For instance, it has been demonstrated that at least 79,200 of the Hungarian Jews deported to Auschwitz in the spring and summer of 1944, who were not registered there, were transferred to other camps. The orthodoxy insists, however, that not getting registered at Auschwitz meant immediate death in its gas chambers. This is evidently untrue. Had the Germans intended to kill those Jews, they wouldn’t have put them on a merry-go-round, crisscrossing Eastern Europe through numerous camps, but would have finished them off, once they laid their hands on them. Stutthof therefore also demonstrates that the orthodox conjecture about the mass murder of inmates who were not registered on arrival at Auschwitz is untenable.

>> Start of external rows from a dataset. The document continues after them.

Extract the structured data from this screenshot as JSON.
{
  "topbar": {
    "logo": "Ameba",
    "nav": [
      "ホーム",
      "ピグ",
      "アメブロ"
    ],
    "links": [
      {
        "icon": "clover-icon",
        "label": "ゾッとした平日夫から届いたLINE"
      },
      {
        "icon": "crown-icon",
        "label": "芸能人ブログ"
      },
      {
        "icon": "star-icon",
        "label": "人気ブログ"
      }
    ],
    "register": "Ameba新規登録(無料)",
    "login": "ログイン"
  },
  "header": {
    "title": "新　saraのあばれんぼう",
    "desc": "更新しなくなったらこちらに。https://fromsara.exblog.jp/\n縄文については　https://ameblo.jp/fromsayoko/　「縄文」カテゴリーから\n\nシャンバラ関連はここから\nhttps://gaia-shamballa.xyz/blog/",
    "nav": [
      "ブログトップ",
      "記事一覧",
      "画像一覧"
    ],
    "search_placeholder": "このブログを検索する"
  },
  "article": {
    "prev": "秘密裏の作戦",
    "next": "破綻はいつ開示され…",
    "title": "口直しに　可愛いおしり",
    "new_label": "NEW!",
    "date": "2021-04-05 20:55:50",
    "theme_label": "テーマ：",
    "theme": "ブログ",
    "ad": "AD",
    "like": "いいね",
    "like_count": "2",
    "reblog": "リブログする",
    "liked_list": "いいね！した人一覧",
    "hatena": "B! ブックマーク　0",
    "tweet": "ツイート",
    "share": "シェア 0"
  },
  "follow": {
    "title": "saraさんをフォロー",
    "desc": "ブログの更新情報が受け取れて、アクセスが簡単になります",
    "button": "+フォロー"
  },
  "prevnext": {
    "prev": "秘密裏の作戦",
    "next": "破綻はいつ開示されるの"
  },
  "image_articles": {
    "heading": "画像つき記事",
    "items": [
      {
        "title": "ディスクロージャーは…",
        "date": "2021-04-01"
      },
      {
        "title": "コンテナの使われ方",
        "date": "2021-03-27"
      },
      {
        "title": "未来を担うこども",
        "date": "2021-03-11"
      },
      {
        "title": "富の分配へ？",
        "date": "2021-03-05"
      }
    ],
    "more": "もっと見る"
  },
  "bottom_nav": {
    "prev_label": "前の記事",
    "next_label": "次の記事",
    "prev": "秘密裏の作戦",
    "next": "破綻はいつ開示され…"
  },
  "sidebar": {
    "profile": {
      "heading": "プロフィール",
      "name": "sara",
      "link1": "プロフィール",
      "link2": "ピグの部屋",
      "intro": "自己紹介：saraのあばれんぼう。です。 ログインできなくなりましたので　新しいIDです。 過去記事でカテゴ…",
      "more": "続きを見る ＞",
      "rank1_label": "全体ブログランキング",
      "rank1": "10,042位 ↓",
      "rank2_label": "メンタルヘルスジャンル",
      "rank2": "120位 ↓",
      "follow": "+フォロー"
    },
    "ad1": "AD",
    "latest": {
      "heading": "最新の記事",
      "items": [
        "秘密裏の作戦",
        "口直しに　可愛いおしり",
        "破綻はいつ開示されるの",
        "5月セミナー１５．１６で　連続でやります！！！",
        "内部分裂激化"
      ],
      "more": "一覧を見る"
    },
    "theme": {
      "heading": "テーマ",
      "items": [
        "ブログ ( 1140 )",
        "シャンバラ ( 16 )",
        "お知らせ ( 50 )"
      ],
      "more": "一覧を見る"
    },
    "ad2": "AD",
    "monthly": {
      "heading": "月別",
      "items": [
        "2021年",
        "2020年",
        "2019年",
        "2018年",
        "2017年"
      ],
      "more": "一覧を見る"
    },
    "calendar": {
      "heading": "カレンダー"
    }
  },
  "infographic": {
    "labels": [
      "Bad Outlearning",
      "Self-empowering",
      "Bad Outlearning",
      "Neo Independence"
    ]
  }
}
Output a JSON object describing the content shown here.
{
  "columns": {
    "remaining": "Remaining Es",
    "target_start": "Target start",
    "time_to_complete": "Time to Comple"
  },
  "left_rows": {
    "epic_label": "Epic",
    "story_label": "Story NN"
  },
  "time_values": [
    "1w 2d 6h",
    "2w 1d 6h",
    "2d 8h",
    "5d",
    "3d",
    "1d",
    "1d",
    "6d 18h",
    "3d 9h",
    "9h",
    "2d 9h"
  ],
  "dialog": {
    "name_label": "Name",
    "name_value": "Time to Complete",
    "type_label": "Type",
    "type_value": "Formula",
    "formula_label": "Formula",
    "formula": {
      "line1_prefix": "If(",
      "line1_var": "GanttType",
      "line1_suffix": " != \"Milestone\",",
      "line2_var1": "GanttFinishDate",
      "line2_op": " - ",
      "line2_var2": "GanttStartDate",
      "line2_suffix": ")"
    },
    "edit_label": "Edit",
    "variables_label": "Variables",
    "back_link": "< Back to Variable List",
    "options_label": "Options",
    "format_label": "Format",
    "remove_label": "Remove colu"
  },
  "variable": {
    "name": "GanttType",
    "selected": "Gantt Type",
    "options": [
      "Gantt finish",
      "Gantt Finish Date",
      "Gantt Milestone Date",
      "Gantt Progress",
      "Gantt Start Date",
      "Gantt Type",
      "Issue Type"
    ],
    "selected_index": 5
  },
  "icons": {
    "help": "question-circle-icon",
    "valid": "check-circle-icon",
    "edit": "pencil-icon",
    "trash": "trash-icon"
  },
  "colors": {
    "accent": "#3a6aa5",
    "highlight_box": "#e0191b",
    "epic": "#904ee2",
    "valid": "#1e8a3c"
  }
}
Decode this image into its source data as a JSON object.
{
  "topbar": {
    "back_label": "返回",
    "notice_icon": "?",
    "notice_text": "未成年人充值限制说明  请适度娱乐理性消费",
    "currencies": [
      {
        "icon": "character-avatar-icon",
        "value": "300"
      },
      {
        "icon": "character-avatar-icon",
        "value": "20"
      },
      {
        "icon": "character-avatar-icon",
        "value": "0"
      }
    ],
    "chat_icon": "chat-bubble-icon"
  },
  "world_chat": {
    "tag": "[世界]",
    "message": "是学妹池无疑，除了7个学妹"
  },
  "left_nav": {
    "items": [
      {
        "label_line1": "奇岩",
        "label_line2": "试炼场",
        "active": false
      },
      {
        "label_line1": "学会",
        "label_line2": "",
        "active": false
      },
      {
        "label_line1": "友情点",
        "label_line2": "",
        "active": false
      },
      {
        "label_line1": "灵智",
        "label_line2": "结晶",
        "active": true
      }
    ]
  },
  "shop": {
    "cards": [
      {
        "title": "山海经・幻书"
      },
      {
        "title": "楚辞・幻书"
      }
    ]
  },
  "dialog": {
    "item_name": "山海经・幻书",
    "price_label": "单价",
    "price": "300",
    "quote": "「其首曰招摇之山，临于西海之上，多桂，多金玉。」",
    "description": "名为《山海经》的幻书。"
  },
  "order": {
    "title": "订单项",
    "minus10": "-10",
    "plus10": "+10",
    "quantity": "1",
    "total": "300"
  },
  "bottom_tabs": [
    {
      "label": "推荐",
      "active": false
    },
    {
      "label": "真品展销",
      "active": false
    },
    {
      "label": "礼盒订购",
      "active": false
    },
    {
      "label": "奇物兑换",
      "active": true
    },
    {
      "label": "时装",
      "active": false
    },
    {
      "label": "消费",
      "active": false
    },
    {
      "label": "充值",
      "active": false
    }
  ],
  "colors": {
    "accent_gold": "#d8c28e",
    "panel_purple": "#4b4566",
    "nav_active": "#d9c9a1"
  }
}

The highest registration number assigned to a Stutthof inmate is 105,302, issued on 17 January 1945. A few days later, evacuation transports started. Hence this number is probably close to the maximum number of inmates who were incarcerated at Stutthof altogether. A thorough study of the camp’s various records shows that some 26,100 inmates died during the camp’s entire existence. More than half of them died in the final months of the war, from November 1944 on, when Germany’s collapsing infrastructure made it impossible, particularly in the east, to provide camps with anything they needed. A typhus epidemic, combined with starvation, dismal hygienic conditions and no possible medical care, were the main cause of these late fatalities.
Orthodox Polish historians have added to the documented number of deceased inmates some 39,000 more victims, thus reaching a death toll of 65,000. These additional victims were allegedly killed in the camp’s fumigation/homicidal gas chamber. However, there is no documental or material trace of these inmates ever having existed, let alone being murdered this way or any other way.